The Ohio House later approved the resolution by a vote of 84-13.
Passage of the resolution would put the measure before voters in November.
“Animal care is a top priority for Ohio farmers — it’s the right thing to do and it keeps our animals safe, healthy and disease-free,” said Bob Peterson, a Fayette County farmer and an Ohio Farm Bureau state trustee, during Senate testimony.
“Ohio’s livestock and poultry farmers recognize that we must do more than what is expected of us and that our consumers deserve to be reassured that their food is produced responsibly and animals are well cared for.”
Kim Davis, a Carroll County farmer and Ohio Farm Bureau trustee, told House lawmakers that the board would “help Ohio farmers continue to provide excellent care for our animals, while also ensuring safe, affordable and locally raised food.”
The board will include a broad base of experts in livestock and poultry care, including family farmers, veterinarians, a food safety expert, a representative of a local humane society, members of statewide farm organizations, the dean of an Ohio agriculture college and members representing Ohio consumers.
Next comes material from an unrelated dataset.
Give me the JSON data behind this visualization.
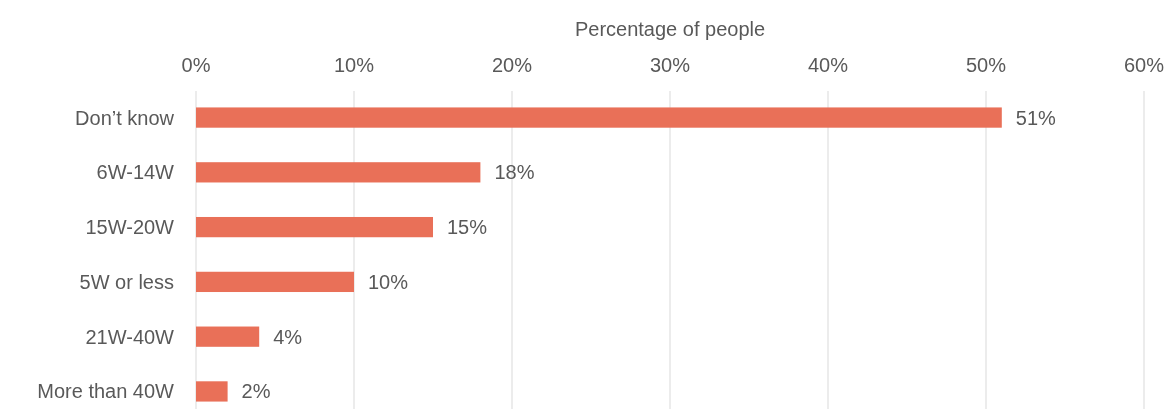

After the board was announced, HSUS threatened to launch a $10 million campaign in Ohio to illegalize certain farm practices, according to an Associated Press article.
However, the animal rights group faced tough questions during the hearings. One lawmaker characterized its effort as “disingenuous” and said HSUS has threatened the citizen initiative process by buying its way onto the ballot in other states.
Another questioned the group’s ties to local humane societies, and as to why HSUS would be opposed to a board intended to allow thoughtful consideration of animal care issues and to keep decisions about Ohio’s food supply in the hands of experts.
“We believe that any individual or organization who is truly interested in the well-being and care of Ohio’s livestock and poultry will join us in supporting (the resolution), which will ensure that this debate is kept current and open to public input,” Peterson said.